A notable risk for hiring culturally is creating a homogeneous culture that feels more like a clique and not a team. In other words, it is easy to slip into the habit of hiring those who have similar behaviours, all at the expense of diversity and inclusion. Hiring for ‘fit’ is extremely ambiguous for recruiters, who may instead have their self-interests at heart and not the company ethos. Subsequently, a candidate’s skill set and experience is disregarded by recruiters who hire similar employees to the ones they already have. You may have hired someone that embraces every team social or craves that game of pool in the office with you, but being a part of a company culture is much more than that.
The Wall Street Journal illustrates that hiring managers must dig deeper to discover whether candidates are in touch with the more fundamental elements of their culture such as innovation, work processes and customer satisfaction. Sussing out these fine details from a candidate of course is easier said than done, particularly when hiring remotely. Methods such as psychometric testing could aid this part of the process and combat the absence of face-to face interaction.
Hire for the right reasons
The ambiguity of hiring for cultural fit is what causes the idea to be somewhat toxic and misunderstood.
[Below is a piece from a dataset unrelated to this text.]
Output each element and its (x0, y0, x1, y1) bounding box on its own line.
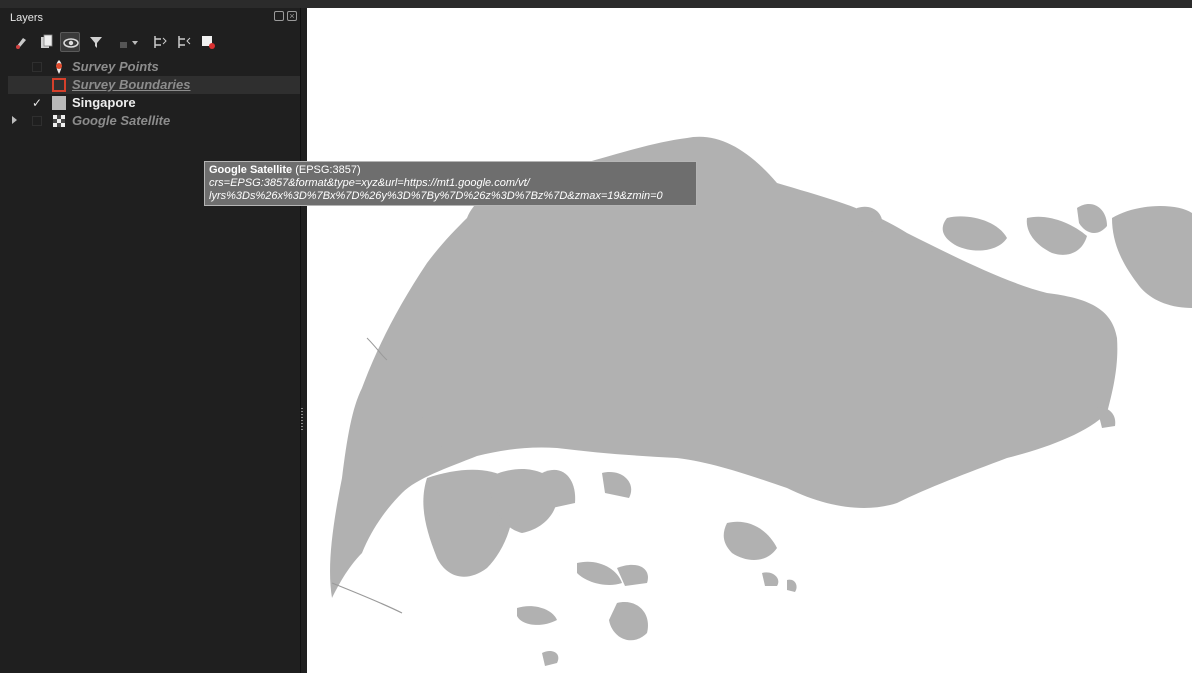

Certain aspects of a candidate’s personality must be measured and attributed to their desire to work for the company. Hiring managers should therefore consider how a candidate exemplifies certain company values and the contribution that person could make, as opposed to how they fit in.
Hiring for cultural fit, but smartly and shrewdly is what trumps competence-based hiring. Upskilling can be used for employees in the short term but culture speaks volumes for the long term. In essence, culture fit can enable companies to snap up crucial talent and ultimately improve job satisfaction, performance and retention.